Dennoch haben viele Menschen keine Achtung vor dem ungeborenen Leben. Sie werfen es achtlos weg. Es gibt Schätzungen, wonach in Deutschland jährlich 500.000 Abtreibungen durchgeführt werden, weltweit sollen es sogar 50 Millionen  sein, etwa so viele, wie Menschen im 2. Weltkrieg umgekommen sind. Das ist eine erschreckende Bilanz. Wenn Ehe und Familie in einem Volk nicht mehr geachtet werden, dann ist der sittliche Niedergang der Gesellschaft die unausweichliche Folge. Darauf möchte ich nachher noch eingehen. (Die Abtreibung wird medizinisch als Schwangerschaftsabbruch bezeichnet. Nach Angaben des Statistischen Bundesamtes wurden 2007 117.000 Schwangerschaftsabbrüche vorgenommen. Zwischen 2000 und 2007 ging die Anzahl der Lebendgeborenen und der Schwangerschaftsabbrüche kontinuierlich zurück. Das Verhältnis der Lebendgeburten zu den Schwangerschaftsabbrüchen blieb dabei nahezu konstant, bei etwa 18 %.)

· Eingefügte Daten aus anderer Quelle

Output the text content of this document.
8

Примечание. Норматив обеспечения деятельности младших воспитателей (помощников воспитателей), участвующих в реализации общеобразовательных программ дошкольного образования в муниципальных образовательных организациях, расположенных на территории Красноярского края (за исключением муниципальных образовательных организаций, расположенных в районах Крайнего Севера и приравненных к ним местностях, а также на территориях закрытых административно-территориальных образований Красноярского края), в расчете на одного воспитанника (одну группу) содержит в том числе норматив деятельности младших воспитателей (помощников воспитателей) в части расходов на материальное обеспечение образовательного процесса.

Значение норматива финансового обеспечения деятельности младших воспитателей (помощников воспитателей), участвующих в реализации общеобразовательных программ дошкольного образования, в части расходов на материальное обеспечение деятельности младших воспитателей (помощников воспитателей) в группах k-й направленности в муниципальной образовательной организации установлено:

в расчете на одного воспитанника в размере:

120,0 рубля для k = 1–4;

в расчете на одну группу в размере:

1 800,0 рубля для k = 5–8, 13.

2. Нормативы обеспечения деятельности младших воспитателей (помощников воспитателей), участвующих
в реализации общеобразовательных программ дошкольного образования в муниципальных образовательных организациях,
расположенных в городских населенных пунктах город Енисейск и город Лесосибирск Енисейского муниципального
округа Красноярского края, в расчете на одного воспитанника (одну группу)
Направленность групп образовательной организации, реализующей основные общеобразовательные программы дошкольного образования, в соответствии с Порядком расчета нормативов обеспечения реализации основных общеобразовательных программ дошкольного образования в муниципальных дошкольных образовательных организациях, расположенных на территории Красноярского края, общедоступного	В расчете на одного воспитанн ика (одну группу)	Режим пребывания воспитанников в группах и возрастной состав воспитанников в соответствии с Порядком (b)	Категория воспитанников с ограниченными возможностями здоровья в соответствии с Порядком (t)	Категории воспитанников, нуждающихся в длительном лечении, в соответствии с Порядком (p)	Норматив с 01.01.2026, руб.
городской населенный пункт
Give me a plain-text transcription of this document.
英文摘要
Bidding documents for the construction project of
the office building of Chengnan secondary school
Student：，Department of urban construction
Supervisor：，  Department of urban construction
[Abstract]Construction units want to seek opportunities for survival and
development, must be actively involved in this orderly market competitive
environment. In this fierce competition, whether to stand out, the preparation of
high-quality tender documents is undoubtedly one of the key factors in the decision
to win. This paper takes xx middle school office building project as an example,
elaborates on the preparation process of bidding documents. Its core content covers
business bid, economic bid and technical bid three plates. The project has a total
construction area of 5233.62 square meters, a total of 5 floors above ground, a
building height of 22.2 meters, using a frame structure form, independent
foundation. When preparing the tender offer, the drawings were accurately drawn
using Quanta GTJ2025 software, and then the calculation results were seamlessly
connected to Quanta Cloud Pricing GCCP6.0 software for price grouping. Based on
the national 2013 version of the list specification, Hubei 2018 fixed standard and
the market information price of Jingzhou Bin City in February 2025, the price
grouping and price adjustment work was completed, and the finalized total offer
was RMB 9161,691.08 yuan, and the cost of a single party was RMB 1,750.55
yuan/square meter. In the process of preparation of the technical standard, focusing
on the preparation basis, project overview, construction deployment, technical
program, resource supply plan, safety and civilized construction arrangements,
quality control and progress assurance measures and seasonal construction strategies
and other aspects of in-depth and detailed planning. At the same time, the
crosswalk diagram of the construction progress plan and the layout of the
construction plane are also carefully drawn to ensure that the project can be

Damit kommen wir zu der Frage, ob Abtreibung Mord ist. Ohne Wenn und Aber müssen wir diese Frage ganz deutlich bejahen. Sicher ist dieses harte Urteil für manchen unangenehm, zumal in den Medien ständig das Gegenteil behauptet wird. Aber auch eine tausendfach vorgetragene Lüge wird durch die Menge der Wiederholungen nicht zur Wahrheit. Wir brauchen sicher keine Demonstrationen gegen Abtreibung zu organisieren. Kommt aber das Thema in unserer Gegenwart auf den Tisch, dann wollen auch wir immer und immer wieder die ganze Wahrheit sagen: Abtreibung ist Mord.“

Soweit also die Stellungnahme Werner Müchers. Manche Menschen argumentieren in der Weise, dass es sich keineswegs um Mord handeln kann, da der Fötus im Mutterleib juristisch gesehen noch nicht als Mensch bezeichnet werden kann. Nach § 211 des Bürgerlichen Gesetzbuches ist ein Mord nur an einem Menschen möglich. Nach rechtswissenschaftlicher Definition entsteht ein Mensch aber erst durch die Geburt. Da es sich bei der Abtreibung um einen Fötus (Embryo) handelt, welcher noch im Bauch der Mutter ist, besitzt dieser Embryo juristisch gesehen noch nicht den Status eines Menschen. Somit kann die Abtreibung juristisch gesehen nicht als Mord bezeichnet werden. Dieses ist juristisch gesehen sicherlich richtig. Aber wir sollten bedenken, dass die Definition des Menschen willkürlich gewählt ist. Mit der gleichen Berechtigung könnte man bereits dem soeben gezeugten Embryo den Status eines Menschen anerkennen. Auch befreit uns die juristische Definition nicht davor, dass die letzte Entscheidung über eine Abtreibung durch das Gewissen entschieden werden sollte. Ich möchte nur einmal daran erinnern, dass auch den Soldaten in einem Kriegsfall das Töten erlaubt ist. Deshalbwurden mehrfach Menschen wegen der Aussage „Soldaten sind Mörder“ verurteilt. 1995 wies das Bundesverfassungsgericht diese Entscheidungen jedoch zurück und sprach die Menschen frei.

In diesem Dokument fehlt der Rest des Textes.